Once you are diagnosed, the size of your aneurysm determines next steps and treatment options. If your aneurysm is small, your doctor will monitor its growth over time, usually with regular ultrasounds or CT scans.

If the aneurysm has grown larger than 5 cm in a woman or 5.5 cm in a man, your doctor will likely recommend surgery. 

AAAs are surgically fixed in two ways: 

  1. Surgically replacing the thinned-out blood vessel or enlarged area of the aorta.
  2. Using a specialized stent with fabric to reline the blood vessel in a minimally invasive way so that the thinned wall is no longer getting touched by the pressurized blood.

The type of surgery you get depends on factors such as: 

  • Location and size of the aneurysm
  • Your age
  • Your anatomy
  • Other health conditions

Avoiding an Emergency

If you have symptoms of a ruptured AAA, it is a medical emergency that can lead to death and needs immediate treatment.

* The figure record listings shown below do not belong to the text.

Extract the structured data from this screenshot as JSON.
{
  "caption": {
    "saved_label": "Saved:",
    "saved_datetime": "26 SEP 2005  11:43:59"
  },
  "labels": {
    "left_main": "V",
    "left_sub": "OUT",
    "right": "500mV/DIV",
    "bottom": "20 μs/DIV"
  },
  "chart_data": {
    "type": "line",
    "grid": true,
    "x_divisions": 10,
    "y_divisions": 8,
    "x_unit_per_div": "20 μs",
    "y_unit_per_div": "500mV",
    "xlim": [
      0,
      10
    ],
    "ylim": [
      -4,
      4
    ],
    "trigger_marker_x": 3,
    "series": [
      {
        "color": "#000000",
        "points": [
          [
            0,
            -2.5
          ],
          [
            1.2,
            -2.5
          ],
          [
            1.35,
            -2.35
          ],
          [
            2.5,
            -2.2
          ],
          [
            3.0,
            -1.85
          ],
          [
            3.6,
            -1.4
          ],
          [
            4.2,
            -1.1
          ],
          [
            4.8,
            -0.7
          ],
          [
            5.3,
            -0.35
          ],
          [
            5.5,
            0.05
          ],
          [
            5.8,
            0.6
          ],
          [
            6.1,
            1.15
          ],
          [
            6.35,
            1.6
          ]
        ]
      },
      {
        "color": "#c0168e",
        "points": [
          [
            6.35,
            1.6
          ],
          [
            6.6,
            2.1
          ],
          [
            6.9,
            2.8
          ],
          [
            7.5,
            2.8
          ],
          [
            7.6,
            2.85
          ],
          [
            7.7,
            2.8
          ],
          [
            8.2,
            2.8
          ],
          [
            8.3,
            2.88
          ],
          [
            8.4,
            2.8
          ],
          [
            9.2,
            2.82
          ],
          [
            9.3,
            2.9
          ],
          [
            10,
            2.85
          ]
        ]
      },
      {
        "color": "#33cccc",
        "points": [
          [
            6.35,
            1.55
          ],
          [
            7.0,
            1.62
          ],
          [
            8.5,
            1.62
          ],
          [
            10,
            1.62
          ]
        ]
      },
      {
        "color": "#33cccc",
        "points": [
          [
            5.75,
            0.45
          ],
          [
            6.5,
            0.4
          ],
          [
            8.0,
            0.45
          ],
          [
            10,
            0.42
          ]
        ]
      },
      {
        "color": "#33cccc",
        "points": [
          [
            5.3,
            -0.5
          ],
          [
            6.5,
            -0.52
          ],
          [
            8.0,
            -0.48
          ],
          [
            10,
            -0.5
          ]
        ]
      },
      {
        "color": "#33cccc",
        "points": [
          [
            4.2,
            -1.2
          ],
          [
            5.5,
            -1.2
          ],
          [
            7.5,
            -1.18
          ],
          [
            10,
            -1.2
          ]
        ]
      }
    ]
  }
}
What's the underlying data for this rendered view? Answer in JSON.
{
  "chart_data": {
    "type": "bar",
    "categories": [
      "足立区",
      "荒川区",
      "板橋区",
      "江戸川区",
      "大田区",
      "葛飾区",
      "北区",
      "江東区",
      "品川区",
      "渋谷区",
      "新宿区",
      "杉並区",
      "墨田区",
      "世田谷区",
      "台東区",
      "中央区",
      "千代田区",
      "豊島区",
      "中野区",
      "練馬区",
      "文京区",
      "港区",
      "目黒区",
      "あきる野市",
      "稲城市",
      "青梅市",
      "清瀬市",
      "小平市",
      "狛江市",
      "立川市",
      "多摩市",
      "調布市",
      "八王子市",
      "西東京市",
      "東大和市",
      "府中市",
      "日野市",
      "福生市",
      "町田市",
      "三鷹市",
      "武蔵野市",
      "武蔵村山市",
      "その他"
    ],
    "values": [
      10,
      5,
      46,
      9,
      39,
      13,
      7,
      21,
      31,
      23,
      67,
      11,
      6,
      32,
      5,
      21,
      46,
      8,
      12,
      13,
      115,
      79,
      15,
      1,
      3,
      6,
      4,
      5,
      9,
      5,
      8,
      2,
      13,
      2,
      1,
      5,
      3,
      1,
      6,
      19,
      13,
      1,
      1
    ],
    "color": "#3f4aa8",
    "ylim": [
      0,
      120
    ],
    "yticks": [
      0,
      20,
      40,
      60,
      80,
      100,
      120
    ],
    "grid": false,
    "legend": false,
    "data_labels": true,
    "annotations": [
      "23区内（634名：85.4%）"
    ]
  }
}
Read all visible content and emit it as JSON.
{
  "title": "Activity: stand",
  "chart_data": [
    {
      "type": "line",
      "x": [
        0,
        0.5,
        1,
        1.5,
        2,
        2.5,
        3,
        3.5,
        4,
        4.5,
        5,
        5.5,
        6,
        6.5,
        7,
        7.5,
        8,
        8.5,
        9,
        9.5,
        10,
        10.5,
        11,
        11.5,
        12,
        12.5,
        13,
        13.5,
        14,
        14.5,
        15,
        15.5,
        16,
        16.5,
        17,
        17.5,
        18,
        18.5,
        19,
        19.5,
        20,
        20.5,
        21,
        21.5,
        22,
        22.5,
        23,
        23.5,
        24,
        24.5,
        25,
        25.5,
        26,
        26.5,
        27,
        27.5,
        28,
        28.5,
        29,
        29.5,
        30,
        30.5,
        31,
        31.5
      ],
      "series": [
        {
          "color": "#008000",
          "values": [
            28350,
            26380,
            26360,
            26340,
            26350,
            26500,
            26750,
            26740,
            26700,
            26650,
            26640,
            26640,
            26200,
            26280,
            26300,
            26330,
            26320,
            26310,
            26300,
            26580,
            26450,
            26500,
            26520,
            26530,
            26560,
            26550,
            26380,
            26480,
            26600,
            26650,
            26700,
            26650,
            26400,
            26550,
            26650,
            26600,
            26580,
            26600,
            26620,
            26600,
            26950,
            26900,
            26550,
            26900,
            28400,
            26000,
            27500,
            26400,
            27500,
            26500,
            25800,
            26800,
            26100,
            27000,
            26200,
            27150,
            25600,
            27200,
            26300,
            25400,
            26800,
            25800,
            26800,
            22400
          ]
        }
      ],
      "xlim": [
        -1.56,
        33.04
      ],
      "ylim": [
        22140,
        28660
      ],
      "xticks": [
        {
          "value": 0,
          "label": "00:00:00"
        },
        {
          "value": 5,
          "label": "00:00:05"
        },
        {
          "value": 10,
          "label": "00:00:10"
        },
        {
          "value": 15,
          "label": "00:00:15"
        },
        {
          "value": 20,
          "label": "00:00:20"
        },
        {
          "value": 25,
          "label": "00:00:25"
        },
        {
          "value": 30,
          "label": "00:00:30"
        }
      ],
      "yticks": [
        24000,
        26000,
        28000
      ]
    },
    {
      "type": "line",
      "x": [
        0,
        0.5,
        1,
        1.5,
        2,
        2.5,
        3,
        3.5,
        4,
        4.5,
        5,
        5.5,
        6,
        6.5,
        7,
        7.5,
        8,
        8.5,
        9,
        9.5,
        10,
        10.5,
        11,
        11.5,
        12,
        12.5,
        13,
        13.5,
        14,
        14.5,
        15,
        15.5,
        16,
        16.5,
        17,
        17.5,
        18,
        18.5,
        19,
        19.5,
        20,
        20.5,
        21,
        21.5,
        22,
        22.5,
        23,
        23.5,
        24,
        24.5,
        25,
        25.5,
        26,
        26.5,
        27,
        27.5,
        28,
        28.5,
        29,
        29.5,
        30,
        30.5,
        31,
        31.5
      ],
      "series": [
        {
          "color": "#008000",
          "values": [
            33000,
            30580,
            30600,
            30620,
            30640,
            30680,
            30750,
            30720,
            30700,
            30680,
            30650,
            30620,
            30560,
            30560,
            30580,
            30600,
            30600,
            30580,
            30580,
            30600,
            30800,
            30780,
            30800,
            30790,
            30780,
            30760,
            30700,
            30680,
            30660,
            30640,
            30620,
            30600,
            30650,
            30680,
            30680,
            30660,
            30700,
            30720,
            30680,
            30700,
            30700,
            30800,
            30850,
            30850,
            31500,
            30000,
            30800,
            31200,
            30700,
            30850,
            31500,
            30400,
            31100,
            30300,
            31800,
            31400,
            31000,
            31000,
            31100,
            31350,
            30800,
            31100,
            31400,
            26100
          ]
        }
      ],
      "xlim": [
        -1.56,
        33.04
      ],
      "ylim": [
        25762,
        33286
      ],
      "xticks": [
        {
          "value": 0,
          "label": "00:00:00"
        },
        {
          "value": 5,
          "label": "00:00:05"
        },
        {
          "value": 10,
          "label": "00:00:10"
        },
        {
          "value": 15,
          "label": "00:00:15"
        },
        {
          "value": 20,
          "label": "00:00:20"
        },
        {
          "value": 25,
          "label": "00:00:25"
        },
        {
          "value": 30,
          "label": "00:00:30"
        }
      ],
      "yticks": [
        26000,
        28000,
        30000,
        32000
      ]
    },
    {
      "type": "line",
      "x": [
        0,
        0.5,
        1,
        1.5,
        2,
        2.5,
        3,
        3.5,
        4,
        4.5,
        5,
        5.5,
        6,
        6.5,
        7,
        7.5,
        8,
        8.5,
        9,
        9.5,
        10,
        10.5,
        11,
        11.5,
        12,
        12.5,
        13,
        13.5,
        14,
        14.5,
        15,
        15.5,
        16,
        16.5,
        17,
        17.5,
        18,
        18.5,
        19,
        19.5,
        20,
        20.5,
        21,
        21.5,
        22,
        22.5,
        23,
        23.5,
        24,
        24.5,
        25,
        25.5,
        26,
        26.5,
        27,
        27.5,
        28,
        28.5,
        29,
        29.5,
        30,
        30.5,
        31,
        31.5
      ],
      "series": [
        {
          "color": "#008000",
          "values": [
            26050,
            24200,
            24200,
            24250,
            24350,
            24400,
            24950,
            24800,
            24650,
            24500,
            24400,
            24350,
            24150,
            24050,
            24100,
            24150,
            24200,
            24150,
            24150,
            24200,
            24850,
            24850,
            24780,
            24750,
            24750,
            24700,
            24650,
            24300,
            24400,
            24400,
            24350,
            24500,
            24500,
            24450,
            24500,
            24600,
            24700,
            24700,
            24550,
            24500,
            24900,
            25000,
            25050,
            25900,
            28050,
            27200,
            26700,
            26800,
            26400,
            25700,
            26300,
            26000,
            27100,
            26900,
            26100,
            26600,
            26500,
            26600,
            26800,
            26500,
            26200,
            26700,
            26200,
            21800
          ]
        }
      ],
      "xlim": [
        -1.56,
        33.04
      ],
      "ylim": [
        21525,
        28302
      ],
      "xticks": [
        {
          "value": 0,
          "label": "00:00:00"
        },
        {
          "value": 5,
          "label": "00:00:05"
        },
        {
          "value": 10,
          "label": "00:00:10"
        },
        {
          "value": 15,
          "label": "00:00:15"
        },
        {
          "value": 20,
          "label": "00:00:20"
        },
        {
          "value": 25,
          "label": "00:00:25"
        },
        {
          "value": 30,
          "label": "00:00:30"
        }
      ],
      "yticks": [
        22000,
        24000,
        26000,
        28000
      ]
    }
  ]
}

If your AAA ruptures, you may experience: 

  • A drop in blood pressure
  • Sudden and severe pain
  • Shock

The main symptom of a rupture is usually severe abdominal and back pain, which individuals haven't felt before. Approximately 50% of people don't survive the rupture before reaching the hospital, highlighting the critical need for early detection and intervention.

Life with AAA

A diagnosis of AAA may be scary, but University of Utah Health’s Aortic Disease Program is a leading center for innovative and specialized care tailored to your specific needs.

“There’s some evidence that if you have a hereditary form of this, you may have an aneurysm in other places, and we provide that comprehensive care,” Johnson says.

With early intervention and care from an aortic disease specialist, you can still live a normal and fulfilling life with a AAA.